Polypharmacy increases likelihood of Adverse Drug Reactions (ADRs), Drug-Drug Interactions, delirium, falls, and other negative outcomes. Should communicate with PCP about simplifying med list.
Medication classes to (usually) AVOID in geriatric patients:
• Anticholinergics: Risk of delirium, falls, and other side effects. Avoid antihistamines, TCAs, MAOIs, antimuscarinics (oxybutynin), muscle relaxants (cyclobenzaprine), prochlorperazine.
• Benzodiazepines: avoid due to risk of delirium, falls, cognitive impairment, etc. (also risk w/ non-BZD hypnotics)
• Antipsychotics: concern for increased mortality with antipsychotics in the elderly
• Peripheral alpha blockers and central alpha-agonists: -zosins and clonidine confer risk of orthostasis and falls
• Long-acting sulfonylureas: risk of hypoglycemia
• PPIs: attempt switch to H2 blockers unless clear indication for PPI (risk of C. diff, bone loss/fracture)

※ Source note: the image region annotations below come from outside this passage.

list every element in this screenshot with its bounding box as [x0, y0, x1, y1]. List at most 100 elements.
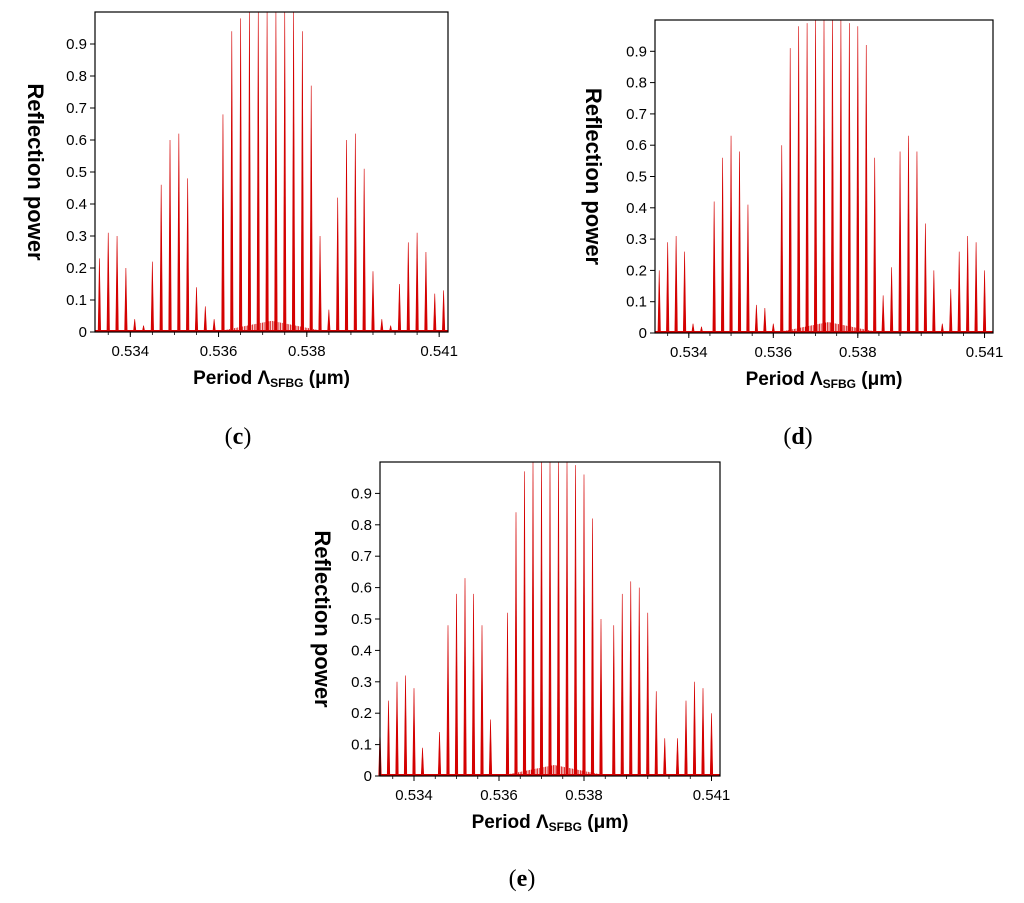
peak-c-3-0 — [327, 309, 331, 333]
y-axis-title-c: Reflection power — [23, 83, 48, 261]
caption-e-letter: e — [516, 866, 528, 892]
peak-d-1-6 — [763, 307, 767, 334]
x-axis-title-sub-c: SFBG — [270, 376, 303, 390]
y-tick-label-d-8: 0.8 — [626, 75, 647, 92]
x-axis-d: 0.534 0.536 0.538 0.541 — [667, 333, 1004, 361]
y-tick-label-c-8: 0.8 — [66, 68, 87, 85]
peak-d-2-4 — [813, 19, 818, 334]
peak-d-1-0 — [712, 201, 716, 334]
peak-d-0-1 — [666, 242, 670, 334]
peak-c-2-2 — [239, 18, 243, 333]
x-tick-label-d-3: 0.541 — [966, 344, 1004, 361]
y-axis-title-d: Reflection power — [581, 88, 606, 266]
x-tick-label-d-0: 0.534 — [670, 344, 708, 361]
peak-d-3-5 — [923, 223, 928, 334]
peak-d-2-6 — [830, 19, 835, 334]
y-tick-label-d-2: 0.2 — [626, 262, 647, 279]
x-tick-label-e-0: 0.534 — [395, 787, 433, 804]
peak-c-4-5 — [441, 290, 446, 333]
y-axis-d: 0 0.1 0.2 0.3 0.4 0.5 0.6 0.7 0.8 0.9 — [626, 43, 655, 342]
caption-c-letter: c — [232, 424, 244, 450]
peak-d-2-2 — [797, 26, 801, 334]
peak-d-2-1 — [788, 48, 792, 334]
peak-c-1-1 — [159, 184, 163, 333]
peak-c-1-2 — [168, 139, 172, 333]
peak-e-0-1 — [386, 700, 391, 777]
x-axis-title-main-e: Period Λ — [472, 812, 549, 833]
y-tick-label-d-6: 0.6 — [626, 137, 647, 154]
peak-d-2-3 — [805, 23, 809, 334]
peak-d-3-2 — [898, 151, 902, 334]
x-axis-title-d: Period ΛSFBG (μm) — [746, 369, 903, 391]
panel-d: 0 0.1 0.2 0.3 0.4 0.5 0.6 0.7 0.8 0.9 0.534 0.536 0.… — [560, 0, 1024, 460]
peak-e-3-1 — [620, 593, 624, 777]
y-tick-label-c-1: 0.1 — [66, 292, 87, 309]
x-axis-e: 0.534 0.536 0.538 0.541 — [392, 776, 731, 804]
x-axis-title-sub-d: SFBG — [823, 377, 856, 391]
peak-d-2-5 — [822, 19, 826, 334]
peak-e-4-3 — [701, 688, 705, 777]
peak-e-4-4 — [709, 713, 714, 777]
x-axis-title-main-c: Period Λ — [193, 368, 270, 389]
peak-d-1-5 — [754, 304, 759, 334]
y-tick-label-e-0: 0 — [364, 768, 372, 785]
y-tick-label-c-6: 0.6 — [66, 132, 87, 149]
x-axis-title-unit-e: (μm) — [582, 812, 628, 833]
peak-d-1-2 — [729, 135, 733, 334]
peak-c-0-1 — [106, 232, 110, 333]
x-tick-label-d-1: 0.536 — [755, 344, 793, 361]
peak-e-1-6 — [488, 719, 493, 777]
x-tick-label-c-0: 0.534 — [112, 343, 150, 360]
peak-e-0-2 — [395, 681, 399, 777]
y-tick-label-d-7: 0.7 — [626, 106, 647, 123]
peak-c-1-0 — [150, 261, 154, 333]
peak-c-1-4 — [186, 178, 190, 333]
x-axis-title-c: Period ΛSFBG (μm) — [193, 368, 350, 390]
x-tick-label-e-2: 0.538 — [565, 787, 603, 804]
peak-e-1-1 — [446, 625, 450, 777]
peak-d-3-6 — [932, 270, 936, 334]
peak-d-1-4 — [746, 204, 750, 334]
peak-c-2-5 — [265, 11, 269, 333]
y-tick-label-e-3: 0.3 — [351, 674, 372, 691]
x-tick-label-c-3: 0.541 — [420, 343, 458, 360]
peak-c-3-5 — [371, 271, 375, 333]
chart-c: 00.10.20.30.40.50.60.70.80.90.534 0.536 0.… — [23, 11, 458, 390]
y-tick-label-d-0: 0 — [639, 325, 647, 342]
peak-c-2-6 — [274, 11, 278, 333]
peak-e-2-11 — [599, 618, 603, 777]
y-tick-label-d-3: 0.3 — [626, 231, 647, 248]
peak-c-4-2 — [415, 232, 419, 333]
x-axis-title-unit-c: (μm) — [303, 368, 349, 389]
peak-e-1-3 — [463, 578, 467, 777]
peak-c-0-2 — [115, 235, 119, 333]
peak-c-4-0 — [397, 283, 402, 333]
caption-d-letter: d — [791, 424, 805, 450]
peak-c-3-2 — [344, 139, 349, 333]
x-tick-label-d-2: 0.538 — [839, 344, 877, 361]
peak-e-3-2 — [629, 581, 633, 777]
y-tick-label-d-1: 0.1 — [626, 294, 647, 311]
series-e — [378, 461, 714, 777]
peak-d-3-3 — [906, 135, 911, 334]
peak-e-0-4 — [412, 688, 416, 777]
y-tick-label-e-8: 0.8 — [351, 517, 372, 534]
peak-d-2-0 — [780, 145, 784, 334]
peak-c-4-1 — [406, 242, 410, 333]
peak-e-1-4 — [471, 593, 476, 777]
peak-e-0-5 — [420, 747, 425, 777]
x-tick-label-e-3: 0.541 — [693, 787, 731, 804]
peak-e-2-6 — [556, 461, 561, 777]
peak-c-2-9 — [300, 31, 304, 333]
y-axis-e: 0 0.1 0.2 0.3 0.4 0.5 0.6 0.7 0.8 0.9 — [351, 485, 380, 785]
y-tick-label-c-2: 0.2 — [66, 260, 87, 277]
series-c — [97, 11, 446, 333]
peak-d-2-7 — [839, 19, 843, 334]
peak-c-1-3 — [177, 133, 181, 333]
peak-d-4-0 — [949, 289, 953, 334]
y-tick-label-e-6: 0.6 — [351, 580, 372, 597]
peak-e-3-0 — [612, 625, 616, 777]
x-axis-c: 0.534 0.536 0.538 0.541 — [107, 332, 458, 360]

• NSAIDs (especially in elderly patients with decreased CrCl): risk of GI bleed and AKI See American Geriatric Society Beer’s List and STOPP-START for further details on potentially inappropriate meds
• Parkinson’s disease: ondansetron is anti-emetic of choice. Avoid metoclopramide and prochlorperazine (as well as antipsychotics)
• Dosage adjustments: ensure appropriate renal dose adjustment for anticoagulants (enoxaparin, apixaban, rivaroxaban, and dabigatran), antibiotics, etc.